# Say goodbye to tinaunderthebridge and loakglen...



## Joe Blow (5 October 2005)

...and say hello to Snake Pliskin and Milk Man.   

Just thought I'd let you all know about the username changes so everybody knows who is who.


----------



## Knobby22 (5 October 2005)

Milk man?


----------



## It's Snake Pliskin (5 October 2005)

Joe Blow said:
			
		

> ...and say hello to Snake Pliskin and Milk Man.
> 
> Just thought I'd let you all know about the username changes so everybody knows who is who.

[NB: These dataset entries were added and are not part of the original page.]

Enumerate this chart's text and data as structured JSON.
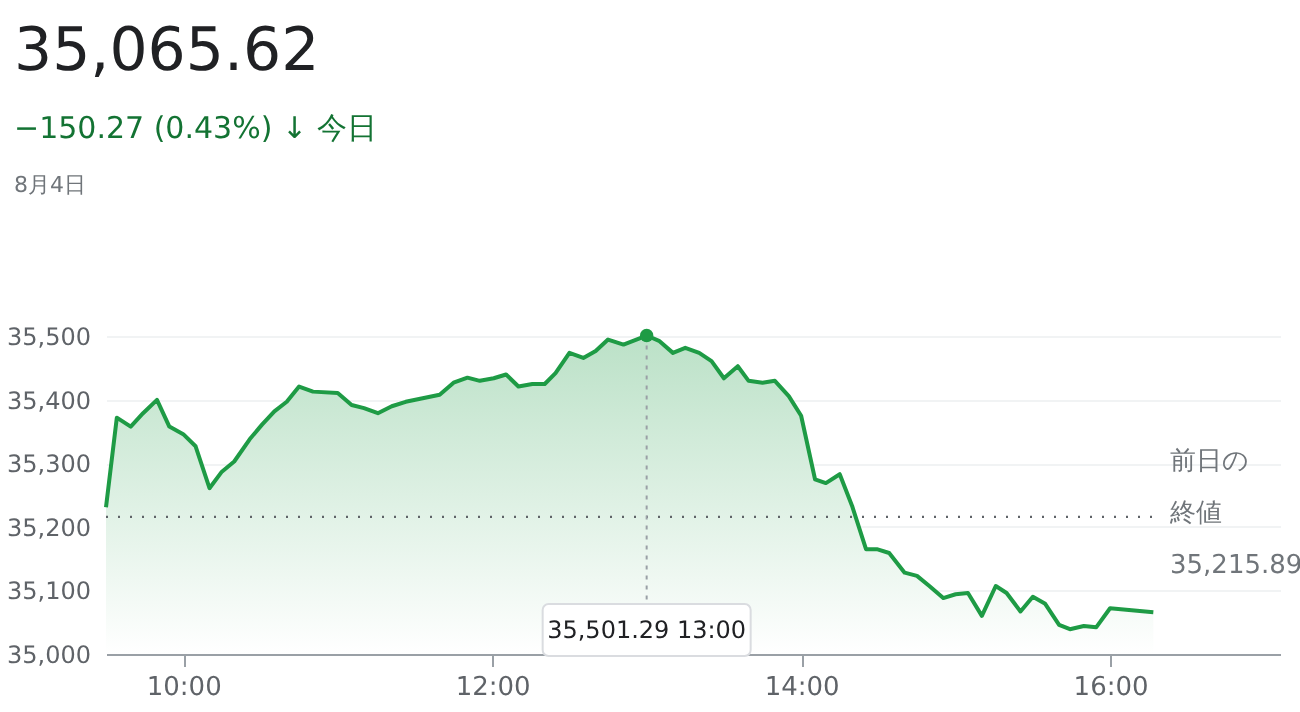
{
  "chart_data": {
    "type": "area",
    "title": "35,065.62",
    "subtitle": "−150.27 (0.43%) ↓ 今日",
    "annotations": [
      "8月4日",
      {
        "text": "35,501.29 13:00",
        "x": 13.0,
        "y": 35501.29
      },
      "35,215.89"
    ],
    "x": [
      9.5,
      9.57,
      9.66,
      9.74,
      9.83,
      9.91,
      10.0,
      10.08,
      10.17,
      10.25,
      10.33,
      10.43,
      10.51,
      10.59,
      10.67,
      10.75,
      10.84,
      11.0,
      11.09,
      11.17,
      11.26,
      11.35,
      11.44,
      11.66,
      11.75,
      11.84,
      11.92,
      12.01,
      12.09,
      12.17,
      12.26,
      12.34,
      12.41,
      12.5,
      12.59,
      12.67,
      12.75,
      12.85,
      13.0,
      13.08,
      13.17,
      13.25,
      13.34,
      13.42,
      13.5,
      13.59,
      13.66,
      13.75,
      13.83,
      13.92,
      14.0,
      14.09,
      14.16,
      14.25,
      14.33,
      14.42,
      14.49,
      14.57,
      14.67,
      14.75,
      14.83,
      14.92,
      15.0,
      15.08,
      15.17,
      15.26,
      15.33,
      15.42,
      15.5,
      15.58,
      15.67,
      15.74,
      15.83,
      15.91,
      16.0,
      16.28
    ],
    "series": [
      {
        "color": "#1e9b45",
        "values": [
          35231,
          35372,
          35358,
          35379,
          35400,
          35358,
          35346,
          35327,
          35261,
          35287,
          35303,
          35338,
          35361,
          35382,
          35397,
          35421,
          35413,
          35411,
          35392,
          35387,
          35379,
          35390,
          35397,
          35408,
          35427,
          35435,
          35430,
          35434,
          35440,
          35421,
          35425,
          35425,
          35442,
          35474,
          35466,
          35477,
          35495,
          35487,
          35501.29,
          35493,
          35474,
          35482,
          35474,
          35461,
          35434,
          35453,
          35430,
          35427,
          35430,
          35406,
          35375,
          35275,
          35269,
          35283,
          35233,
          35165,
          35165,
          35159,
          35128,
          35123,
          35107,
          35088,
          35094,
          35096,
          35060,
          35107,
          35096,
          35067,
          35090,
          35079,
          35046,
          35039,
          35044,
          35042,
          35072,
          35065.62
        ]
      }
    ],
    "xlim": [
      9.5,
      17.1
    ],
    "ylim": [
      35000,
      35510
    ],
    "xticks": [
      {
        "value": 10,
        "label": "10:00"
      },
      {
        "value": 12,
        "label": "12:00"
      },
      {
        "value": 14,
        "label": "14:00"
      },
      {
        "value": 16,
        "label": "16:00"
      }
    ],
    "yticks": [
      {
        "value": 35000,
        "label": "35,000"
      },
      {
        "value": 35100,
        "label": "35,100"
      },
      {
        "value": 35200,
        "label": "35,200"
      },
      {
        "value": 35300,
        "label": "35,300"
      },
      {
        "value": 35400,
        "label": "35,400"
      },
      {
        "value": 35500,
        "label": "35,500"
      }
    ],
    "ref_lines": [
      {
        "axis": "y",
        "value": 35215.89,
        "label": "前日の終値",
        "color": "#5f6368",
        "line_style": "dotted"
      }
    ],
    "grid": "y",
    "marker": "none",
    "line_style": "solid"
  }
}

Thanks for making it official Joe.  

Snake


----------



## Knobby22 (5 October 2005)

Oh I get it.


----------



## Happy (5 October 2005)

Is it in straight or reverse order?
Also, are they in any way connected?

Bit odd, and I did not say odd couple (yet   ).


----------



## Happy (5 October 2005)

And imagine that it all started by Tech/a looking at hairy legs or between (not sure), only to be confronted with the snake   .


----------



## Happy (5 October 2005)

Last one, promise   

Looking at the names harder I just realised that one can milk snake, quite crafty couple I say, not odd at all, if anything more complimentary.

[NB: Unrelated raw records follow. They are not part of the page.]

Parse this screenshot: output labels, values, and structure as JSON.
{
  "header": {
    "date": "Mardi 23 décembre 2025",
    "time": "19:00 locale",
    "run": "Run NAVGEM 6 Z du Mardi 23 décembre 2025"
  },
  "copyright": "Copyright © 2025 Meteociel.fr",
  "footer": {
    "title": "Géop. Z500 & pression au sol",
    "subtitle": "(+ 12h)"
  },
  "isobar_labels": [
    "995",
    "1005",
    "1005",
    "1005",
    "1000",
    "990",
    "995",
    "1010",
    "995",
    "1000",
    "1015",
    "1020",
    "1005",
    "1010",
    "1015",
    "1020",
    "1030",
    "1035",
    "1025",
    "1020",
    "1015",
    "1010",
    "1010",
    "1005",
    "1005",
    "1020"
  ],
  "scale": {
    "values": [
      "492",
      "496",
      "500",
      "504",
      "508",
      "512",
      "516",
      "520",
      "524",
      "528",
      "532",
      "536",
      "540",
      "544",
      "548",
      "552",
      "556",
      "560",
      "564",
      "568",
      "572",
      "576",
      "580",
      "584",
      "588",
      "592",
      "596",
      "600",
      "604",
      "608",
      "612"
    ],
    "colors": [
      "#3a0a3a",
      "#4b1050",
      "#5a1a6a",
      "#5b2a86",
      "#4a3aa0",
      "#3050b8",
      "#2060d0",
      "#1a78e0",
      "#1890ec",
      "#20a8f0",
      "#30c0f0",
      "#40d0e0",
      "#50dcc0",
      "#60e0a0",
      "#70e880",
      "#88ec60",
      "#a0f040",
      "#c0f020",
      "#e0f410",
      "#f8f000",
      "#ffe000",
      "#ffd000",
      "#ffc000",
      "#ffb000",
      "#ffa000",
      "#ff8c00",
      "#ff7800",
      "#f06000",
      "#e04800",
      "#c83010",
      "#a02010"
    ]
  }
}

I better disappear for a while, until dust settles down, hope I will not need snake oil to get better.


----------



## Milk Man (6 October 2005)

Knobby22 said:
			
		

> Oh I get it.




So did your mum!   Sorry couldnt help it. This milk man thing should make for some interesting wordplay! Now someone come up with a sentence with Knobby, Snake and Milk Man in it. Could sound like a porno.


----------



## Knobby22 (6 October 2005)

Too true!


----------